2. The Court's role is to assess the arrangement before it, not the process by which it was developed, alternate structures that could have been used to effect the transaction or the subsequent steps needed to implement the parties' business plan.
The Court of Appeal found the lower Court's reasoning that the transaction was in substance an amalgamation was inappropriate, as was the lower Court's re-characterization of the transaction from the perspective of AOS. The Court's role is to assess the arrangement put before it, not the process by which it was developed or the subsequent steps needed to implement the business plan. Because the arrangement before the Court was an arrangement of shares of Marquee, not those of AOS, the Court of Appeal determined that the fairness and reasonableness test for plans of arrangement as provided for in BCE Inc v 1976 Debentureholders, 2008 SCC 69 (BCE) must be applied from the perspective of Marquee, and not AOS. Arrangements do not necessarily require a shareholder vote, and structuring the transaction to avoid triggering a vote or dissent rights is not unreasonable, unfair or demonstrative of bad faith. In this sense, the Court of Appeal's decision followed similar conclusions reached in McEwen v Goldcorp Inc.,  OJ No 4265, 2006 CarswellOnt 6584 (Ont Div Ct).

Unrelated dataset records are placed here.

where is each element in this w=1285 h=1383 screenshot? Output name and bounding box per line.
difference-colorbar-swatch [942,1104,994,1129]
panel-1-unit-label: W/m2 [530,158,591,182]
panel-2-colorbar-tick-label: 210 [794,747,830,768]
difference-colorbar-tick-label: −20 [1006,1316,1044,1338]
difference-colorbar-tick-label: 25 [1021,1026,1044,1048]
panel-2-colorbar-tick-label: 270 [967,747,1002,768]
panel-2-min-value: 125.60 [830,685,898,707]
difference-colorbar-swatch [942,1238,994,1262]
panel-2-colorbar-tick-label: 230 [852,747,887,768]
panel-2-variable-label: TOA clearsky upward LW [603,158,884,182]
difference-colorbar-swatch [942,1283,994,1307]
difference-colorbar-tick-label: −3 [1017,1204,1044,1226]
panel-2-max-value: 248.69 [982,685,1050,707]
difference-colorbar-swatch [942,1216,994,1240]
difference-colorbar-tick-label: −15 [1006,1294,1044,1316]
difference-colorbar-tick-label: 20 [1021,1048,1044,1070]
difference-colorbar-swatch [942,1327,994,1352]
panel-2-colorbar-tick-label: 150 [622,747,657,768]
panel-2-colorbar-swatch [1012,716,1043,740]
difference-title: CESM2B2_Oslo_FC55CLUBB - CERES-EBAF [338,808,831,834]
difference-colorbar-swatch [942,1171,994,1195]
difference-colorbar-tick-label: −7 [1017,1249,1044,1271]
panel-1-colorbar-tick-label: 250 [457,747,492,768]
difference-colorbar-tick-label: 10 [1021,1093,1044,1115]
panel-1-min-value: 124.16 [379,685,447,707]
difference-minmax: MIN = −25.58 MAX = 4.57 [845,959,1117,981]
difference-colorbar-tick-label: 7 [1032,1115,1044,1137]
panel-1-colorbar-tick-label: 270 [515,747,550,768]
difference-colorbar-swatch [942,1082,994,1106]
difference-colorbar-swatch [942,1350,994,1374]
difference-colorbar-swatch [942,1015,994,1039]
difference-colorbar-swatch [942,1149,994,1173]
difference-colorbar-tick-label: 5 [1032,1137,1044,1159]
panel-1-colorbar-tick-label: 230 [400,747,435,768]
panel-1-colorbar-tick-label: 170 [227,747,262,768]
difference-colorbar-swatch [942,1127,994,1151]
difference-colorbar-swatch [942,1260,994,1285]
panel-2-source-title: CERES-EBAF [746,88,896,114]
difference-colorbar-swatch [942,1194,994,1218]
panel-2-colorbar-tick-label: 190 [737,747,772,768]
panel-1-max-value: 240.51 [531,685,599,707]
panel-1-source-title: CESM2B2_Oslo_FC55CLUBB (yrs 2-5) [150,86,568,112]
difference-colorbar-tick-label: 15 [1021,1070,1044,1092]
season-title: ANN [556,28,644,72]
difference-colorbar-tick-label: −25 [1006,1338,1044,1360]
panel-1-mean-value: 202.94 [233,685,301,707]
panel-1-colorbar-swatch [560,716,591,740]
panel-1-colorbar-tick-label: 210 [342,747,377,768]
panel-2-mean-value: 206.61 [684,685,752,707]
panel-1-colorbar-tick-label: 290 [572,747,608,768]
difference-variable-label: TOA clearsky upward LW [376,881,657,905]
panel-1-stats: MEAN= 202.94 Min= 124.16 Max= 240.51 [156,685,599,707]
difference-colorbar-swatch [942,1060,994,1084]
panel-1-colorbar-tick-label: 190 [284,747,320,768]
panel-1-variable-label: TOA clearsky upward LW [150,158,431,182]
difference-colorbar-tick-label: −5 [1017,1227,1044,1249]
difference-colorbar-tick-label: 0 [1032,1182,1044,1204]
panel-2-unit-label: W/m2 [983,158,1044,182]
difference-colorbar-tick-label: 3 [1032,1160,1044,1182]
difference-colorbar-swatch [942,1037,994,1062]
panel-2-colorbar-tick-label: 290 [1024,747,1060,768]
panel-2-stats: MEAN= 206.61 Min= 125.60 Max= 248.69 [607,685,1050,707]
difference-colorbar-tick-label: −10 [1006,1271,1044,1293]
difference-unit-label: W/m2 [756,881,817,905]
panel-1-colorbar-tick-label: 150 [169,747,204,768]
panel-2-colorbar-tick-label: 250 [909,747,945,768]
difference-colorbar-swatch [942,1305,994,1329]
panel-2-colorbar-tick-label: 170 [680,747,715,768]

3. Directors are required to resolve the tension between different stakeholders, and the Court should defer to the expertise of directors in these situations.
The Court of Appeal recognized that directors must make decisions about the operation of the corporation, and it may be impossible to reconcile all interests. In negotiating the Arrangement, the directors of AOS were required to resolve the tension between different stakeholders of AOS, and the Court should defer to the expertise of directors in these situations.

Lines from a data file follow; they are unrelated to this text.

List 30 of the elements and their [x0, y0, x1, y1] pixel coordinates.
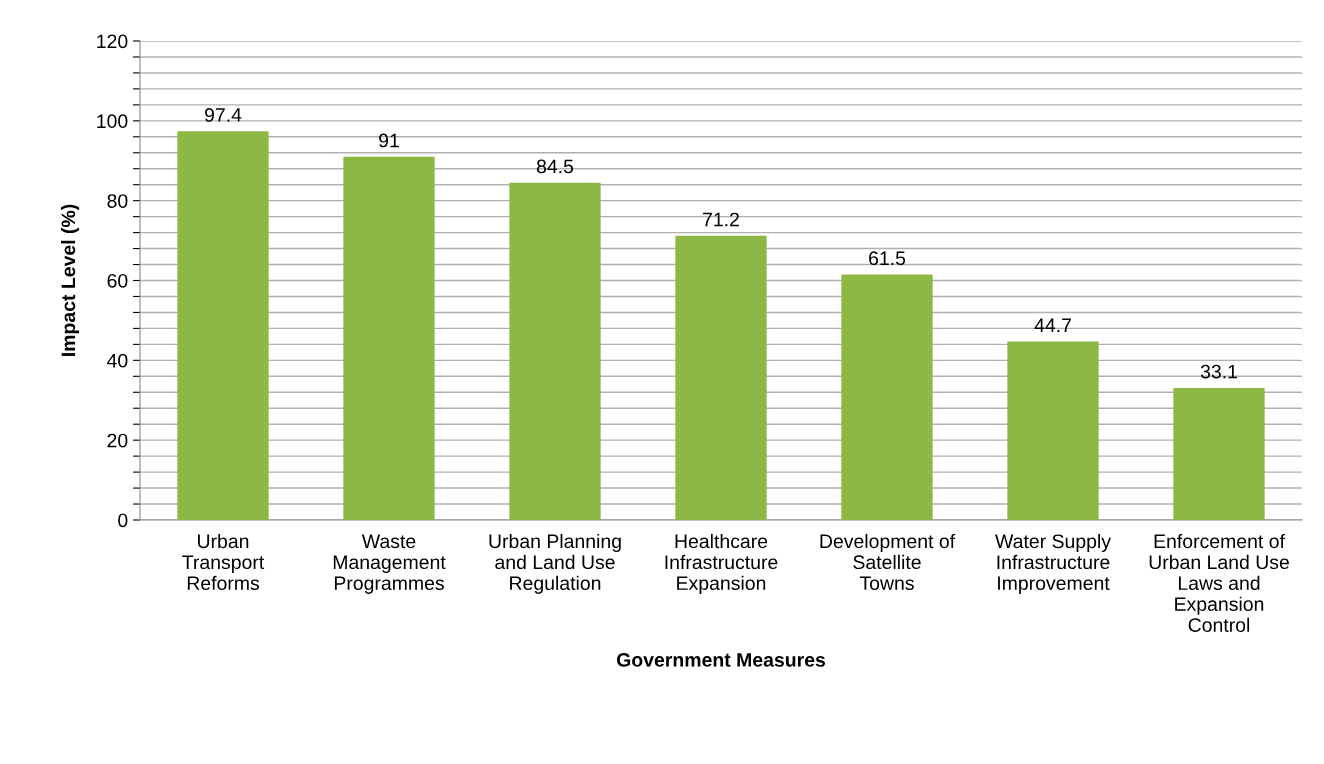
bar [1173, 387, 1265, 520]
y-tick-label: 120 [97, 34, 128, 49]
x-tick-label: Development of Satellite Towns [820, 533, 956, 591]
data-label: 84.5 [536, 159, 574, 174]
bar [343, 156, 435, 520]
y-tick-label: 0 [118, 513, 128, 528]
bar [509, 182, 601, 520]
x-tick-label: Urban Planning and Land Use Regulation [489, 533, 621, 594]
bar [177, 131, 269, 520]
data-label: 61.5 [869, 251, 906, 266]
bar [841, 274, 933, 520]
x-tick-label: Waste Management Programmes [333, 534, 446, 594]
x-axis-title: Government Measures [616, 652, 826, 667]
y-tick-label: 100 [97, 114, 128, 129]
bar [1007, 341, 1099, 520]
x-tick-label: Urban Transport Reforms [182, 533, 265, 591]
data-label: 97.4 [204, 108, 242, 122]
x-tick-label: Water Supply Infrastructure Improvement [995, 533, 1111, 594]
data-label: 71.2 [703, 212, 739, 227]
bar [675, 235, 767, 520]
x-tick-label: Healthcare Infrastructure Expansion [665, 533, 778, 594]
data-label: 44.7 [1034, 318, 1071, 332]
y-tick-label: 60 [107, 273, 128, 288]
y-tick-label: 80 [107, 194, 128, 208]
data-label: 91 [379, 133, 399, 148]
y-tick-label: 20 [107, 433, 128, 448]
y-tick-label: 40 [107, 353, 128, 368]
x-tick-label: Enforcement of Urban Land Use Laws and Expansion Control [1149, 533, 1289, 632]
data-label: 33.1 [1200, 364, 1237, 379]
y-axis-title: Impact Level (%) [60, 204, 80, 356]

The Court recognized multiple business advantages for structuring the transaction using a Court approved plan arrangement. In particular:
- An AOS shareholder vote would trigger dissent rights, and avoiding a vote would ensure AOS would not have to divert cash from the parties' underlying business goals to pay dissenting shareholders.
- Court approval of the transaction was helpful in providing the parties with an exemption from the requirement to register AOS shares issuable to shareholders of Marquee resident in the United States under the United Stated Securities Act of 1933.

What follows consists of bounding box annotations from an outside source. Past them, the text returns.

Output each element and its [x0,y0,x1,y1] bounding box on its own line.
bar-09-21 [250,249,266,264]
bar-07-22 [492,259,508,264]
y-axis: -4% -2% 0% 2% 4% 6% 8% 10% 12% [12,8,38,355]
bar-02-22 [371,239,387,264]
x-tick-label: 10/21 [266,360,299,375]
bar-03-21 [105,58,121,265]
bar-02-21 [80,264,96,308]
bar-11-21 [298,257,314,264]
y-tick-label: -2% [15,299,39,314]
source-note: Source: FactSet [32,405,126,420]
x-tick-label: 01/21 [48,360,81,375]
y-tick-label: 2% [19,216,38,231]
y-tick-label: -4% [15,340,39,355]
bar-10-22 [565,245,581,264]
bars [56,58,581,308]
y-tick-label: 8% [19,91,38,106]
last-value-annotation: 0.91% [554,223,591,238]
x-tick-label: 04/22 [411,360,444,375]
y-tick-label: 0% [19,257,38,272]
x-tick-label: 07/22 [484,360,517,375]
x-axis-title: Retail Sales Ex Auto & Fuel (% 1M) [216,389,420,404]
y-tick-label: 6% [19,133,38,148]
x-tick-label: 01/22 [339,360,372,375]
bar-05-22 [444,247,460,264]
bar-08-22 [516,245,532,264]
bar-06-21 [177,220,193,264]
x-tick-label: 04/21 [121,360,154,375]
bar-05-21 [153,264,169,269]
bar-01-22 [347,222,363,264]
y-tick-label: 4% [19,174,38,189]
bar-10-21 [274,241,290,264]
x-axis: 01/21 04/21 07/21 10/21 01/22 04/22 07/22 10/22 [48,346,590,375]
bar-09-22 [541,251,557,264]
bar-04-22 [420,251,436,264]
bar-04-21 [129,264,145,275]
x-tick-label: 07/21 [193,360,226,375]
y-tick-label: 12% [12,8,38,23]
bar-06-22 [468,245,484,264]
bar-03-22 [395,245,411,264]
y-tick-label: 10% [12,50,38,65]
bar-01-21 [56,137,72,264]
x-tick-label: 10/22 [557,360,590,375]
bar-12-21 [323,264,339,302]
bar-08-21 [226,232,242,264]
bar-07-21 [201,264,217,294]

- Not requiring a vote of AOS shareholders ensured "transactional certainty", including in the context of Smoothwater's opposition to the Arrangement, which was a consideration especially important to Marquee.
As a result of these factors, the Court of Appeal determined that a shareholder meeting of AOS was not required. Interestingly, the Court considered whether Smoothwater's application was barred because it was only advancing "economic interests" (e.g. dilution) and not "legal interests", a distinction made in BCE. The Court found it difficult to draw a distinction between Smoothwater's economic and legal interests, stating that BCE should not be read as holding that economic interests are irrelevant, and ruling that Smoothwater's application could not be dismissed on the basis that it only seeks to advance economic interests.
The ruling of the Court of Appeal emphasizes the deference Courts should provide commercial parties in choosing how to structure transactions, and provides greater certainty for parties using Court-approved plans of arrangement. In addition, the decision confirms for transaction parties and their advisors the prior foundation on which Canadian mergers and acquisitions have been structured.
What remains unclear is the role of parties in arrangement proceedings whose only interests being effected are economic, and who are not stakeholders in the company proposing the arrangement. Although these parties will not have a right to vote, the Court has indicated that these interests remain relevant, but how they will be considered during future fairness hearings has not been defined.